A l’inverse, croire et vivre comme si on ne pouvait compter que sur soi, entraîne des relations basées sur la lutte de pouvoir, la compétition et la performance. Pourtant, il suffit d’une catastrophe, pour révéler notre grande vulnérabilité, ne serait-ce que face à la nature, pour que la solidarité apparaisse. « Dès que le souvenir de notre mortalité refait surface, on se traite avec davantage d’attention » décode la psychiatre.

Par ailleurs, la qualité de nos relations mise sur la reconnaissance de nos différences, comme autant de zones de fragilité. « Quand on ne sait pas qui est l’autre, que ce soit un homme pour une femme, ou un Malien en grève quand on est chef d’entreprise, le seul moyen de rentrer en contact est d’accepter cette zone de fragilité et d’inconnu, pour écouter » assure la psychiatre. Selon Elena Lasida, « la fragilité devient alors un passeport vers un véritable travail collectif » tant sur le plan amoureux que social.

Se monter fragile, un apprentissage…

L’accès à la fragilité nous est interdit souvent dès l’enfance. Que ce soit quand on tombe, lors de la séparation avec un parent ou de la perte d’un animal domestique, les sensations comme les sentiments qui y ont traits sont souvent niés. Pouvoir à nouveau montrer sa vulnérabilité va passer par les reconnaître à nouveau.

Une fois adulte, il va falloir réapprendre à se sentir plus faible, c’est-à-dire moins performant en cas de rupture amoureuse, de deuil aussi, ou de maladie, si elle se déclare. Nier l’impact de certains événements peut nous affaiblir durablement, alors que le partager va créer du lien, voire inciter l’autre à vous soutenir, et donc à recouvrer nos forces…
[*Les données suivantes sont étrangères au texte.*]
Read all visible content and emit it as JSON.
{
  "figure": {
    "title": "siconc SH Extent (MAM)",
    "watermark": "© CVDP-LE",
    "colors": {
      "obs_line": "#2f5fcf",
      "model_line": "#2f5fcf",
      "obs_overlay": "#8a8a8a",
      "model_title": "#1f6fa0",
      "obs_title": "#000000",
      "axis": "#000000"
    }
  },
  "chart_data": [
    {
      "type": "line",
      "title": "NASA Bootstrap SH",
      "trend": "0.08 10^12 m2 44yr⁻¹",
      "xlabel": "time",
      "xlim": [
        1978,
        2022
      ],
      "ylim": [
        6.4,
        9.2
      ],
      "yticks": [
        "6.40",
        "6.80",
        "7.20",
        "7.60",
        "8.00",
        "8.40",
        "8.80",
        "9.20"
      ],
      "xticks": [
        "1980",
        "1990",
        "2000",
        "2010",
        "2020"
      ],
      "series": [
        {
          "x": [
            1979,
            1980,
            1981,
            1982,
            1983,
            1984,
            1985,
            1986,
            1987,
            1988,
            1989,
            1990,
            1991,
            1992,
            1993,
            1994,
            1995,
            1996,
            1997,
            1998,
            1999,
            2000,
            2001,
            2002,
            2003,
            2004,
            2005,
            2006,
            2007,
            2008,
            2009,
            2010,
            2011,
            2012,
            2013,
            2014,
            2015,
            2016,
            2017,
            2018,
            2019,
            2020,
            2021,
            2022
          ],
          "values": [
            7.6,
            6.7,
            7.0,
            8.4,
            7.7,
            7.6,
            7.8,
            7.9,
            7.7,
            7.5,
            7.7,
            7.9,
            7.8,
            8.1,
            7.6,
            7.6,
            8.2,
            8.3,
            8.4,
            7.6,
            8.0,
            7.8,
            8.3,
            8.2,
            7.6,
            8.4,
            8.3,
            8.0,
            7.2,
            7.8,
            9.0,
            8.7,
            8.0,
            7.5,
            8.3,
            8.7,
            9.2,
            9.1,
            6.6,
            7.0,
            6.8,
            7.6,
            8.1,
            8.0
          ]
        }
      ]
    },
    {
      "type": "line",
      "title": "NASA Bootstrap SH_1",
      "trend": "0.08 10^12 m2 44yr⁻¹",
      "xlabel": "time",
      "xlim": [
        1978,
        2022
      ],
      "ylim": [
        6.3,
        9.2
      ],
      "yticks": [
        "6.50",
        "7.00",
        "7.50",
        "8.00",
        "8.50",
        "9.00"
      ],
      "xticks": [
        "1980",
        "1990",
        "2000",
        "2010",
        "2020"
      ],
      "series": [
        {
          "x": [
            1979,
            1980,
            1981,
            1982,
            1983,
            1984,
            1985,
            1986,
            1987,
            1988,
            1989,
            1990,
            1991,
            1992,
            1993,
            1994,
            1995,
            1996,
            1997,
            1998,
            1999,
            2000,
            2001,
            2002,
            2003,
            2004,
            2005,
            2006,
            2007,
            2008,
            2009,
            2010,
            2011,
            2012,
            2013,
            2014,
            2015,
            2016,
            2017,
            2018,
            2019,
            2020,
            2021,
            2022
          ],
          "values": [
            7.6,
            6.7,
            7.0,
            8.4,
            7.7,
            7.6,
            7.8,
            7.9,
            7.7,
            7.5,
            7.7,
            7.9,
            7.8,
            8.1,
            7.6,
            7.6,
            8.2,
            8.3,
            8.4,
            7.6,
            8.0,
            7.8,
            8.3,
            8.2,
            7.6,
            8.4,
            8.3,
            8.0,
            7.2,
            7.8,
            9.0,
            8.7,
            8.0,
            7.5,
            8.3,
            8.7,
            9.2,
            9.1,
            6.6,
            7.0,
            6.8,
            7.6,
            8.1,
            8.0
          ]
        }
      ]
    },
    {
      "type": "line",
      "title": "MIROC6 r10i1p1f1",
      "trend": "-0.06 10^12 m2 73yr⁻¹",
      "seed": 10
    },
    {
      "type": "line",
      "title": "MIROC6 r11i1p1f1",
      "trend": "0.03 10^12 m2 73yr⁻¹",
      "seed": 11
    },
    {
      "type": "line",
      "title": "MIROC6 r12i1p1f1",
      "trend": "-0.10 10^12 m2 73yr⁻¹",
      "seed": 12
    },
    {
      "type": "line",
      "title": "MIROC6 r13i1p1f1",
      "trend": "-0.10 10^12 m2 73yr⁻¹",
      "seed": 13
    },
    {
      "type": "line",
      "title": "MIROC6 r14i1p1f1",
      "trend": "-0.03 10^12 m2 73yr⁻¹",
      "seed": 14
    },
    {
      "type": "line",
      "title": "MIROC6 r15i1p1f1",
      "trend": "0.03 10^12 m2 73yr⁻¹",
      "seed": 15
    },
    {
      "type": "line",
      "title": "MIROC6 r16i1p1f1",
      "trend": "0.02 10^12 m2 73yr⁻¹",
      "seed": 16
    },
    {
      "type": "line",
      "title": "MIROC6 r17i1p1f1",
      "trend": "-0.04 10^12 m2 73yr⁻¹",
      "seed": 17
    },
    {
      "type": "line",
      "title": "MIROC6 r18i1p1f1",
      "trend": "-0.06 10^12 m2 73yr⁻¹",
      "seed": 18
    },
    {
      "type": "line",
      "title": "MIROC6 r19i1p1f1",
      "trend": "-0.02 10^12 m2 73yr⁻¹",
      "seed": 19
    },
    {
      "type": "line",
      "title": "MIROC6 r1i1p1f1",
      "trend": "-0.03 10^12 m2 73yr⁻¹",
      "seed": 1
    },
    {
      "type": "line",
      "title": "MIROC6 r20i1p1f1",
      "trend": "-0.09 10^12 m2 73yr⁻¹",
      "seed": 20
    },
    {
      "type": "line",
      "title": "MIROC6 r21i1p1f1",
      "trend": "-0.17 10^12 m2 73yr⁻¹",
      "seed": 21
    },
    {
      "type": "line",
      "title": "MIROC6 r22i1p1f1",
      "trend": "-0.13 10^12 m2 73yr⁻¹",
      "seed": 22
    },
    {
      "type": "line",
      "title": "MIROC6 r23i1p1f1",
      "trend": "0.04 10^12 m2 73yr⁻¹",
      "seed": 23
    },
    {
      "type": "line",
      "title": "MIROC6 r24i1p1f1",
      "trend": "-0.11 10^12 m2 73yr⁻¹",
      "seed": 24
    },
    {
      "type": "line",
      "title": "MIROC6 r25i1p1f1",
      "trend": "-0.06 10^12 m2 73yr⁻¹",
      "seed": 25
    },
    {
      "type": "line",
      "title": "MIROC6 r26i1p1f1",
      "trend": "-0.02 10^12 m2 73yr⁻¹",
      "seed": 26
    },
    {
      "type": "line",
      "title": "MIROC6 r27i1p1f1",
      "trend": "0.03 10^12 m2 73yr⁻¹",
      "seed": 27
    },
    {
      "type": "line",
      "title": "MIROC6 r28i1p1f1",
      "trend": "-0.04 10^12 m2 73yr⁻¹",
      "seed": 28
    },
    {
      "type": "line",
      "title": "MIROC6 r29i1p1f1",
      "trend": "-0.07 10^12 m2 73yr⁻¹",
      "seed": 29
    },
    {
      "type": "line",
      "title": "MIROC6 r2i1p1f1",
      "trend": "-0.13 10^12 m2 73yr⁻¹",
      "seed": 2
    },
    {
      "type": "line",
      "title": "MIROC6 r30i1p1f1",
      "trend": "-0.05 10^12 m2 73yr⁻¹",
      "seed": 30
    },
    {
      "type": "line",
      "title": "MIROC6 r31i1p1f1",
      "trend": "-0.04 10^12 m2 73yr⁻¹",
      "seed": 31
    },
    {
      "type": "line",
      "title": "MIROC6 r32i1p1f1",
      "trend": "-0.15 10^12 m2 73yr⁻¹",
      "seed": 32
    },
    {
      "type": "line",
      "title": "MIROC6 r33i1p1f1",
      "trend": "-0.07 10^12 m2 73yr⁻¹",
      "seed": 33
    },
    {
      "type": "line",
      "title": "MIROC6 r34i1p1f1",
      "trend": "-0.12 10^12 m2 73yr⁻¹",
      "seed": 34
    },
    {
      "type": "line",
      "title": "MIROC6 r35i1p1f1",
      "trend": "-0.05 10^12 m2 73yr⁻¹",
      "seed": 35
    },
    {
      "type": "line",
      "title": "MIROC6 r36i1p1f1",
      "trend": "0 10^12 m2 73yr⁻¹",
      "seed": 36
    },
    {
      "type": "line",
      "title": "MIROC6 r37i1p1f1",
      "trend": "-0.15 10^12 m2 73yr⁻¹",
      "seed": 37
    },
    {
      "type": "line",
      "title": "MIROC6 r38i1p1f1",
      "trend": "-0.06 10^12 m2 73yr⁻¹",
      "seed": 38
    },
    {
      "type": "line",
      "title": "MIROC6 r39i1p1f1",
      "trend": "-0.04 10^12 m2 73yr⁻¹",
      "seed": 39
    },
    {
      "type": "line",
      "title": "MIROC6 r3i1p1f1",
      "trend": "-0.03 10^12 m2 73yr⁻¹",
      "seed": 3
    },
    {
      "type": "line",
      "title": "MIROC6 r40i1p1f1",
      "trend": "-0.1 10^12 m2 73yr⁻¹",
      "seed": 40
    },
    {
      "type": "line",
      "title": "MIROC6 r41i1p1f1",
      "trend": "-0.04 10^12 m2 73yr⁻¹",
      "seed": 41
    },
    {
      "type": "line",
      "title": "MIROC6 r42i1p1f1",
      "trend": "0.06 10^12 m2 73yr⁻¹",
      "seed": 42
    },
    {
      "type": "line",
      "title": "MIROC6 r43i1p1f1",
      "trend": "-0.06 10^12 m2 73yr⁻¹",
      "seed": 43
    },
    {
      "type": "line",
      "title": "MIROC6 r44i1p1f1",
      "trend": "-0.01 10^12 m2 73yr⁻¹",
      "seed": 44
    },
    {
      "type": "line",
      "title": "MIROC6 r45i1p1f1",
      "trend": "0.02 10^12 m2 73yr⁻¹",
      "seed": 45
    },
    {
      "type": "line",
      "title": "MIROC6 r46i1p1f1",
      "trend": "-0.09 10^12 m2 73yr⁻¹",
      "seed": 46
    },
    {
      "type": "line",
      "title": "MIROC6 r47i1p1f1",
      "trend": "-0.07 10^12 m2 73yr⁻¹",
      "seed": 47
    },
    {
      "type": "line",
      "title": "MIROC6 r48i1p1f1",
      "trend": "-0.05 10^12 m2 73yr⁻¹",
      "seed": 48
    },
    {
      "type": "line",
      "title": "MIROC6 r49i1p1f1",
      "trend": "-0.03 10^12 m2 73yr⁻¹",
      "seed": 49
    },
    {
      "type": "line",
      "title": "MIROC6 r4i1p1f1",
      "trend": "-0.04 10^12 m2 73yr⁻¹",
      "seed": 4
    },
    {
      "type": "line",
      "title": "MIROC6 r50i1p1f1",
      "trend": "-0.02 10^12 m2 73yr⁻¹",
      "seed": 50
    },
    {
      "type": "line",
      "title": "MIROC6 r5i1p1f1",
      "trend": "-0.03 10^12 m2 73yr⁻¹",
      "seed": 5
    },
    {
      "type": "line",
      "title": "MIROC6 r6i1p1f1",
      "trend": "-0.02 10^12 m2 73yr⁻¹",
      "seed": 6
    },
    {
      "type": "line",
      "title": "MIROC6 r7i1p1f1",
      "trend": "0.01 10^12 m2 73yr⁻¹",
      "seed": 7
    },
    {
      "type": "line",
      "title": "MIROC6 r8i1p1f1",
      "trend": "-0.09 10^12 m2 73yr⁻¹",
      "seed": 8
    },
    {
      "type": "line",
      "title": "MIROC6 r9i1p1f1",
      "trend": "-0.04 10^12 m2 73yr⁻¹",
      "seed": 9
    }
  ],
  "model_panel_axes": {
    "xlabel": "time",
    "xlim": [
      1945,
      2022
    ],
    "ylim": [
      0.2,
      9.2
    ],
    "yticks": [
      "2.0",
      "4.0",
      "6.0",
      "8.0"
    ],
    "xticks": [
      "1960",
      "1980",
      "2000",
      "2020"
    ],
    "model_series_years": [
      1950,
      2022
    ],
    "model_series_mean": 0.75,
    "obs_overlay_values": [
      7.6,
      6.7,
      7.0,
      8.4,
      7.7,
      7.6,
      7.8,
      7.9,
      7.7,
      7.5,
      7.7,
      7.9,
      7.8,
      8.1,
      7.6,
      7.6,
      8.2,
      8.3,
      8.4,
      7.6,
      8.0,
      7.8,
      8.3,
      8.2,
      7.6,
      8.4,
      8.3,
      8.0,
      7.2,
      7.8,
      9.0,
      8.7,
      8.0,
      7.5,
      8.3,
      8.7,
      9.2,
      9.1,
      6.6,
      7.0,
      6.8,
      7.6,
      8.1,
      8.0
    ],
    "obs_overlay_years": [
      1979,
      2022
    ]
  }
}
Il est courant aujourd’hui de s’appuyer sur le savoir, celui acquis à l’école ou dans une grande école, pour nous protéger de tout ressenti qui fragilise. Alors qu’il suffit de faire l’expérience de notre vérité, pour se rendre compte, qu’au final, nous sommes tous logés à la même enseigne, quel que soit notre statut social… L’avouer pourrait nous éviter bien des tensions.

La dépression : attention fragile !

Une des grandes manifestations d’une fragilité non reconnue est sans doute la dépression. Les médecins, tout comme l’entourage, s’empressent de l’annuler, alors qu’elle demanderait à d’être prise en compte. « La volonté de guérir la dépression, au lieu de l’accompagner, l’empêche d’avoir lieu » prévient la psychiatre.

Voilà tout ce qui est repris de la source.